A volte, molte volte, qui, fra noi ci si chiede:
“Se tu potessi ritorneresti indietro?”
Ho risposto di no. Non rinnego il mio vissuto, il mio bagaglio molto pesante fatto di dispiaceri, privazione, autonegazione, ma anche di molte gioie e spensieratezza. E’ il mio passepartout per il futuro, è ciò che mi dà la costanza nell’affrontare il quotidiano, è la mia guardia del corpo, della mia mente, è ciò che ridimensiona il mio spirito libero.
La mia triste esperienza, fatta di sostanze, quella sì, la rinnego, la ripudio.

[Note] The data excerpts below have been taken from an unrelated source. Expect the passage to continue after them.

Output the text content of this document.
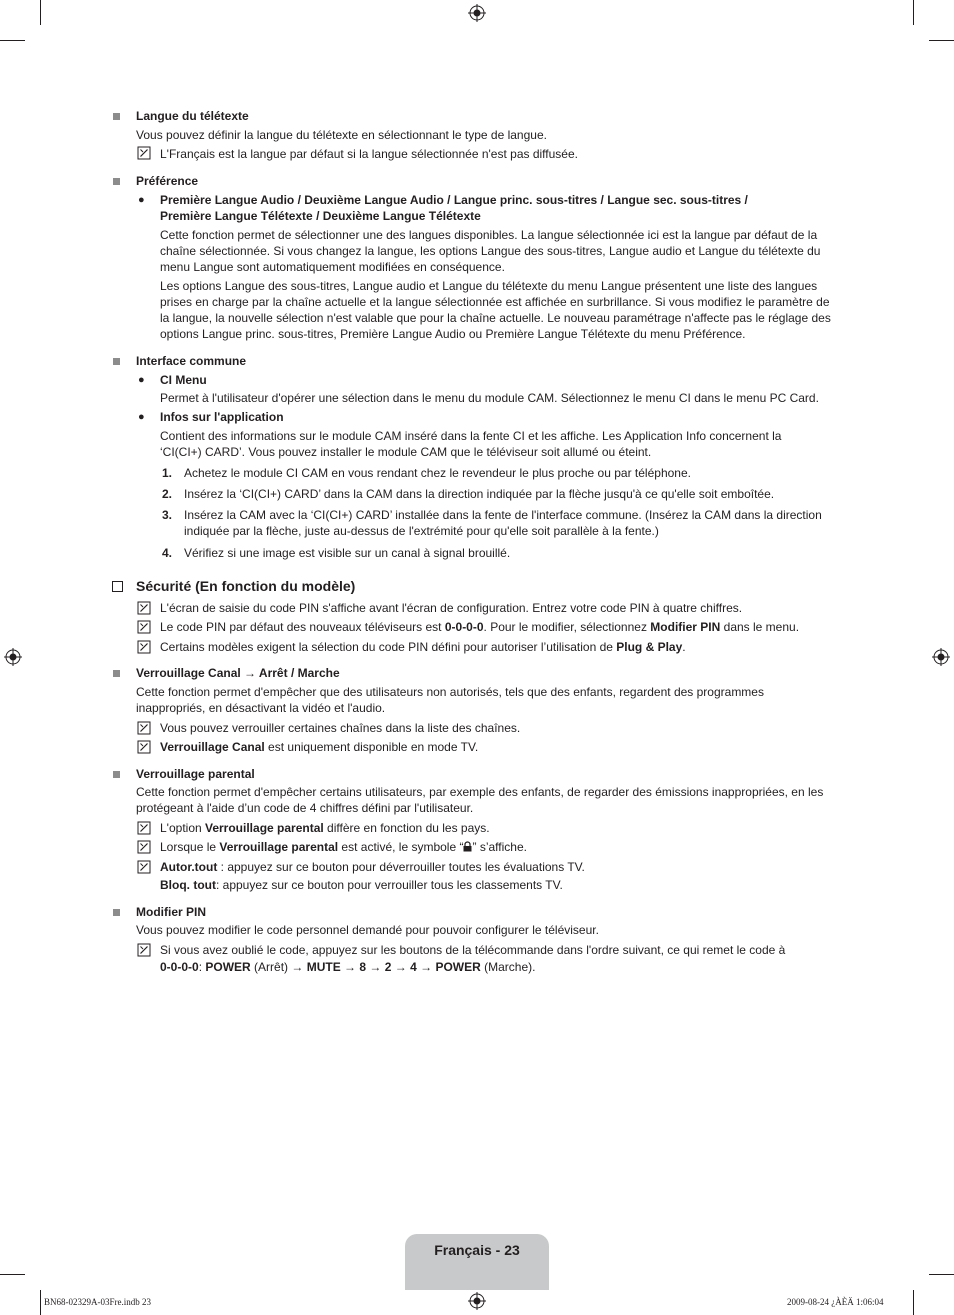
Langue du télétexte
Vous pouvez définir la langue du télétexte en sélectionnant le type de langue.
L'Français est la langue par défaut si la langue sélectionnée n'est pas diffusée.
Préférence
● Première Langue Audio / Deuxième Langue Audio / Langue princ. sous-titres / Langue sec. sous-titres /
Première Langue Télétexte / Deuxième Langue Télétexte
Cette fonction permet de sélectionner une des langues disponibles. La langue sélectionnée ici est la langue par défaut de la
chaîne sélectionnée. Si vous changez la langue, les options Langue des sous-titres, Langue audio et Langue du télétexte du
menu Langue sont automatiquement modifiées en conséquence.
Les options Langue des sous-titres, Langue audio et Langue du télétexte du menu Langue présentent une liste des langues
prises en charge par la chaîne actuelle et la langue sélectionnée est affichée en surbrillance. Si vous modifiez le paramètre de
la langue, la nouvelle sélection n'est valable que pour la chaîne actuelle. Le nouveau paramétrage n'affecte pas le réglage des
options Langue princ. sous-titres, Première Langue Audio ou Première Langue Télétexte du menu Préférence.
Interface commune
● CI Menu
Permet à l'utilisateur d'opérer une sélection dans le menu du module CAM. Sélectionnez le menu CI dans le menu PC Card.
● Infos sur l'application
Contient des informations sur le module CAM inséré dans la fente CI et les affiche. Les Application Info concernent la
‘CI(CI+) CARD’. Vous pouvez installer le module CAM que le téléviseur soit allumé ou éteint.
1. Achetez le module CI CAM en vous rendant chez le revendeur le plus proche ou par téléphone.
2. Insérez la ‘CI(CI+) CARD’ dans la CAM dans la direction indiquée par la flèche jusqu'à ce qu'elle soit emboîtée.
3. Insérez la CAM avec la ‘CI(CI+) CARD’ installée dans la fente de l'interface commune. (Insérez la CAM dans la direction
indiquée par la flèche, juste au-dessus de l'extrémité pour qu'elle soit parallèle à la fente.)
4. Vérifiez si une image est visible sur un canal à signal brouillé.
Sécurité (En fonction du modèle)
L'écran de saisie du code PIN s'affiche avant l'écran de configuration. Entrez votre code PIN à quatre chiffres.
Le code PIN par défaut des nouveaux téléviseurs est 0-0-0-0. Pour le modifier, sélectionnez Modifier PIN dans le menu.
Certains modèles exigent la sélection du code PIN défini pour autoriser l’utilisation de Plug & Play.
Verrouillage Canal → Arrêt / Marche
Cette fonction permet d'empêcher que des utilisateurs non autorisés, tels que des enfants, regardent des programmes
inappropriés, en désactivant la vidéo et l'audio.
Vous pouvez verrouiller certaines chaînes dans la liste des chaînes.
Verrouillage Canal est uniquement disponible en mode TV.
Verrouillage parental
Cette fonction permet d'empêcher certains utilisateurs, par exemple des enfants, de regarder des émissions inappropriées, en les
protégeant à l'aide d’un code de 4 chiffres défini par l'utilisateur.
L'option Verrouillage parental diffère en fonction du les pays.
Lorsque le Verrouillage parental est activé, le symbole “ ” s’affiche.
Autor.tout : appuyez sur ce bouton pour déverrouiller toutes les évaluations TV.
Bloq. tout: appuyez sur ce bouton pour verrouiller tous les classements TV.
Modifier PIN
Vous pouvez modifier le code personnel demandé pour pouvoir configurer le téléviseur.
Si vous avez oublié le code, appuyez sur les boutons de la télécommande dans l'ordre suivant, ce qui remet le code à
0-0-0-0: POWER (Arrêt) → MUTE → 8 → 2 → 4 → POWER (Marche).
Français - 23
BN68-02329A-03Fre.indb 23	2009-08-24 ¿ÀÈÄ 1:06:04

Mi ha tenuto spento in una notte d’estate. Non c’è differenza tra la galera e le sostanze: in entrambi i casi sei prigioniero, la prima dell’uomo, la seconda dell’incoscienza.
Con termini diversi tutti avete dimostrato molta sensibilità. Sai, Achille, da due anni non sogno. Non sogno, ma desidero, e per quanto può sembrare strano il mio cielo è rosso. Prova a immaginarlo anche tu, per un solo istante. Il buddismo, più che una religione, è una filosofia, molto appagante rispetto ai soliti e banali (movimenti?) filosofici.
Vuoi sapere chi sono le mie guide? Apollo e Mercurio.
Desidero ringraziare tutti per i vostri interventi. Desidero salutare due persone in particolare. Bentornata a te Alice, è un piacere sapere che ci sei. Ciao Anna, come potrei dimenticarti? Ci tengo a dirti che non smetterò di scrivere, anzi, una volta libero sarò più presente e più veloce.
Sono in pieno accordo con voi mamme, il problema è di quando si è molto giovani, di rompere il muro dell’orgoglio, e facile non è. Io ho un figlio di diciannove anni. E’ il mio clone, sono disperato ma anche determinato a tirarlo fuori da quella notte senza stelle. E non solo con lui perché è mio figlio!
Un abbraccio a tutte e a tutti. A presto, Ag Salvo
ps Leda Cossu, sto scrivendo per te, secondo il mio punto di vista e non solo, la differenza tra voi e noi.